How to log Virtual Service Connections using ESP
Summary:
ESP (Edge Security Pack) can be used to log connections to a virtual service by Client Source IP address, even if ESP is not used for user authentication.
Details:
Enable ESP on the relevant virtual service and under ESP logging enable "Connection". Then Set Client Authentication mode to "Delegate to server" (in previous firmware this is "none") and enter your "Allowed Virtual Hosts, multiple hosts can be specified, using space-separated.
Under "Allowed Virtual Directories" use "/*".
This means all requests will be pre-excluded and therefore passed to the server.
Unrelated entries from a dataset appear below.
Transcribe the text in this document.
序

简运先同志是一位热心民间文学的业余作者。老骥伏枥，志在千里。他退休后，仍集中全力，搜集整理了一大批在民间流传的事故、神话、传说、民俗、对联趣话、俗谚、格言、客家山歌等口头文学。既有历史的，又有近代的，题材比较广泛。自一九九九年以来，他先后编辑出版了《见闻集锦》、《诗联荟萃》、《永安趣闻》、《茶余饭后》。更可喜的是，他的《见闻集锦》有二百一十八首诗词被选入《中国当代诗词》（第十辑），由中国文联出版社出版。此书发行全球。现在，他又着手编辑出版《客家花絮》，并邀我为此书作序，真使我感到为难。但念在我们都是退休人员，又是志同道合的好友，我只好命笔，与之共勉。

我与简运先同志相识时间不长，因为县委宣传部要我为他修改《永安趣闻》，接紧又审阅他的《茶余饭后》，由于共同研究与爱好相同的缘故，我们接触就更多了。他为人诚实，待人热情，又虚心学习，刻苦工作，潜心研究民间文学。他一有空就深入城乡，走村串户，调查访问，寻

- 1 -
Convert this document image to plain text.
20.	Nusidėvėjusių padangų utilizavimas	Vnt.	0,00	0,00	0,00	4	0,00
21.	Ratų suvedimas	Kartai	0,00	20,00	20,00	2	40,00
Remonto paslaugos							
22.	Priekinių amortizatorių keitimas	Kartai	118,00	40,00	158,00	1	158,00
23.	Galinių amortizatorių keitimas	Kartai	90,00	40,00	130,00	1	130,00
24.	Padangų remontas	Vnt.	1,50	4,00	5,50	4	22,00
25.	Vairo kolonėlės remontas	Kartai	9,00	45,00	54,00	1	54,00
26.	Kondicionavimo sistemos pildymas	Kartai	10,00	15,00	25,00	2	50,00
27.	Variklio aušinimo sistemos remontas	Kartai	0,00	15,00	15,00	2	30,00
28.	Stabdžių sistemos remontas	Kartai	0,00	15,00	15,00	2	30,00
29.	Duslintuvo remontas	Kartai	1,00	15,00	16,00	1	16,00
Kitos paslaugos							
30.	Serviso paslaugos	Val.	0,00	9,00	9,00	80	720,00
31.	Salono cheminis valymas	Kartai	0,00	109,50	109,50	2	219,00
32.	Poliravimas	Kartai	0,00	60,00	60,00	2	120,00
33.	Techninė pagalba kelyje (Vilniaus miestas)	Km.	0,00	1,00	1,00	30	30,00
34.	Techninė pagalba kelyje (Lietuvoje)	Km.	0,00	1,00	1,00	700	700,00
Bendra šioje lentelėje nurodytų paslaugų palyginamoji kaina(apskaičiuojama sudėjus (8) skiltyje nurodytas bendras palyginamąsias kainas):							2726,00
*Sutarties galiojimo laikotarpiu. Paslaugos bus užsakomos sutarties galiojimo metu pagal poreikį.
However, the option under ESP logging will ensure all connections are logged by the Client IP address.
Logs can be viewed under
Logging Options > Extended Log files > ESP Connection Log.
Comments

@its-netsvcs
You will not be able to see the ESP Options if your virtual service is for HTTPS and you do not have SSL Acceleration enabled under SSL Properties. If this does not apply to your issue please reach out to our support team by clicking the "Contact Support" link.

Hi and thanks for posting,
I've added your vote to the existing feature request for visibility into connecting client IPs and server-side NATs in the LoadMaster log. I will post here again when this feature is taken into a release.
Best regards,
Mark

Setting this stops my users from logging into the RDP server behind the NAT. If I take it off the users can log in fine. I need to know what time and what IP address is logging into RDP server. Is there any other way to log connections?
UPDATE: If I log at a VS level its ok, its just if I set this as SubVS level it stops the users log in.
Thanks in advnace
Andrew

Hi, although I activate ESP logs last week I can only see logs from a few hours before. How can I use it to monitor all the connections to my virtual services and keep an historical log? is there any possibility to send the log file to another remote log server?
Thank you very much

In case this helps anyone else that is just trying to use ESP for logging only, I found the following to be helpful:
- You can use *.* in the allowed virtual hosts to allow all. I tried different variations (*, .*, etc.) before landing on this one.
- These logs can be sent to a syslog destination by following the instructions here: https://support.kemptechnologies.com/hc/en-us/articles/6942631788685-Export-Connection-Logs
- You can also enable CEF format for the logs.
Ben Granholm
Those options don't appear to be available for me.